Sometimes called ‘designer drugs’, they usually surface in one of two places, either from clandestine labs run by organized crime or gangs or overseas operations. One of the best-known is a drug known as bath salts or “monkey dust” which began this way, being packaged for resale in gas stations and convenience stores.
Bath salts are, in fact, synthetic cathinones designed to mimic the effects of the naturally occurring active ingredient in the Middle Eastern drug khat. Sooner or later the DEA and law enforcement catch up with these drugs, but often not before they’ve done a great deal of damage, unfortunately.
Other examples of drugs which began as legal “supplements” or other products include:
- GHB: Originally sold as a “bodybuilding supplement” in the 1980s.
- Delta 8/Synthetic THC: Products sold as marijuana substitutes.
- Bath Salts: Synthetic cathinone compounds.
- Spice: Sold as “incense” or “herbal smoking blends”
How Are Drugs Like This Legal?
Chemicals and drugs like gas station heroin (tianeptine) are usually able to be sold legally (for a while) by using one of two legal loopholes. They are often sold as “adulterated dietary supplements”, which means other potentially toxic substances may also be in the mix. The other common loophole used is to label them as “not for human consumption”.
For example, synthetic cathinone crystals are/were sold as “bath salts” or spice or synthetic THC is sold as “incense”. This is of course done with a wink and a nod, with the expectation that the consumer knows how to use the drug to get the desired effect, even if that use isn’t explicitly spelled out in the package labeling. Some will even go as far as to put a warning label on the packaging telling people NOT to smoke or snort the substance when that is the intent all along.
Drugs like spice and gas station heroin manage to stay legal for a time by:
- Being sold as “adulterated dietary supplements”
- Moving from state to state to stay ahead of changing laws.
- Labeled as “not for human consumption” to skirt requirements for non-toxicity etc.
- Changing the formulation just enough to make it technically legal again.

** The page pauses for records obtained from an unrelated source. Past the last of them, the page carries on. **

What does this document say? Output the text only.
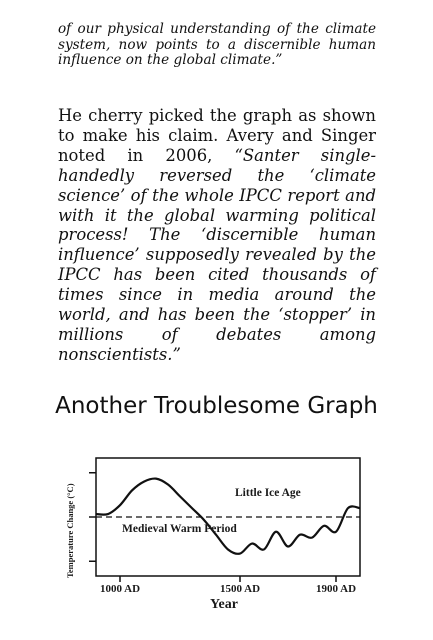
of our physical understanding of the climate system, now points to a discernible human influence on the global climate.”
He cherry picked the graph as shown to make his claim. Avery and Singer noted in 2006, “Santer single-handedly reversed the ‘climate science’ of the whole IPCC report and with it the global warming political process! The ‘discernible human influence’ supposedly revealed by the IPCC has been cited thousands of times since in media around the world, and has been the ‘stopper’ in millions of debates among nonscientists.”
Another Troublesome Graph
1000 AD	1500 AD	1900 AD
Little Ice Age
Medieval Warm Period
Temperature Change (°C)
Year
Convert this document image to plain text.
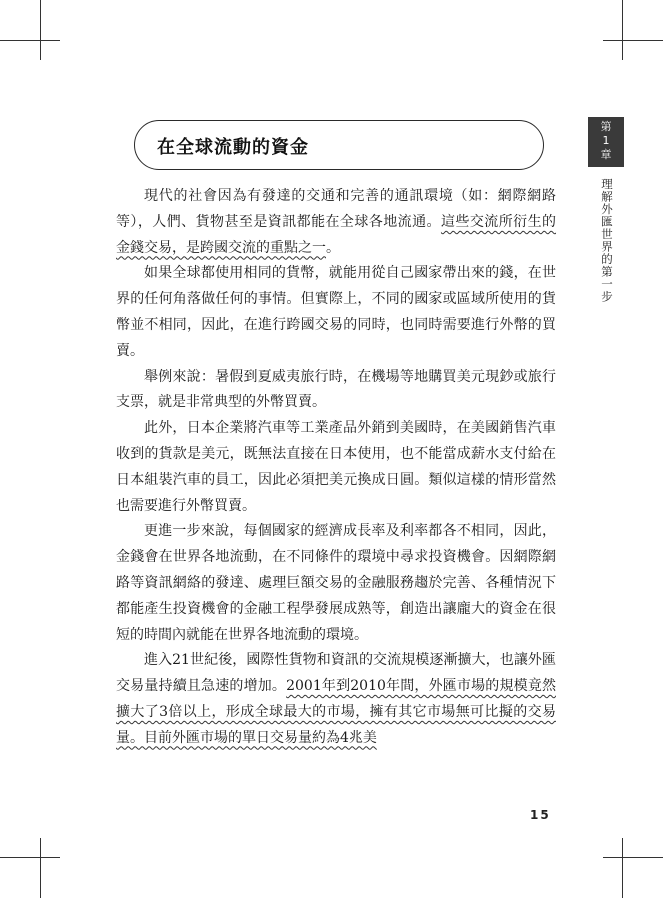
在全球流動的資金
第
1
章
理解外匯世界的第一步

現代的社會因為有發達的交通和完善的通訊環境（如：網際網路等），人們、貨物甚至是資訊都能在全球各地流通。這些交流所衍生的金錢交易，是跨國交流的重點之一。

如果全球都使用相同的貨幣，就能用從自己國家帶出來的錢，在世界的任何角落做任何的事情。但實際上，不同的國家或區域所使用的貨幣並不相同，因此，在進行跨國交易的同時，也同時需要進行外幣的買賣。

舉例來說：暑假到夏威夷旅行時，在機場等地購買美元現鈔或旅行支票，就是非常典型的外幣買賣。

此外，日本企業將汽車等工業產品外銷到美國時，在美國銷售汽車收到的貨款是美元，既無法直接在日本使用，也不能當成薪水支付給在日本組裝汽車的員工，因此必須把美元換成日圓。類似這樣的情形當然也需要進行外幣買賣。

更進一步來說，每個國家的經濟成長率及利率都各不相同，因此，金錢會在世界各地流動，在不同條件的環境中尋求投資機會。因網際網路等資訊網絡的發達、處理巨額交易的金融服務趨於完善、各種情況下都能產生投資機會的金融工程學發展成熟等，創造出讓龐大的資金在很短的時間內就能在世界各地流動的環境。

進入21世紀後，國際性貨物和資訊的交流規模逐漸擴大，也讓外匯交易量持續且急速的增加。2001年到2010年間，外匯市場的規模竟然擴大了3倍以上，形成全球最大的市場，擁有其它市場無可比擬的交易量。目前外匯市場的單日交易量約為4兆美

15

Just Because A Drug Is Technically Legal Does Not Make It Safe
Drugs like gas station heroin are created and marketed through legal loopholes, as explained above. Gas station heroin is already illegal in 10 states and federal law should soon catch up with it. But it is very important to understand that simply because the law has not yet caught up with a drug in this category, that does not make it safe.
Even FDA-approved prescription and over-the-counter drugs can be addictive or have dangerous side effects. The difference is, when the FDA approves a drug, you at least know that human trials have been done and there is scientific research into both the effectiveness of the drug to treat certain conditions and its relative safety when used as directed/prescribed.
A drug like gas station heroin has not undergone this type of research or vetting. Not only that, but it is not being manufactured by legal, pharmaceutical laboratories. That means you have no way of knowing what you are getting or how pure the product is.
What Is Being Done About Gas Station Heroin?
The FDA and DEA are well aware of the existence of these products containing tianeptine. Ten states have already classified them as controlled substances and banned their sale. Unfortunately changes at the federal level can take a bit longer to unfold, but the response to new drugs like this by the federal government is much faster than it used to be.
In the meantime, bills to ban products containing tianeptine are moving through statehouses in many other states including New Jersey and Pennsylvania. The NJ Department of Health has also issued a health alert about gas station heroin after several reported poisoning cases.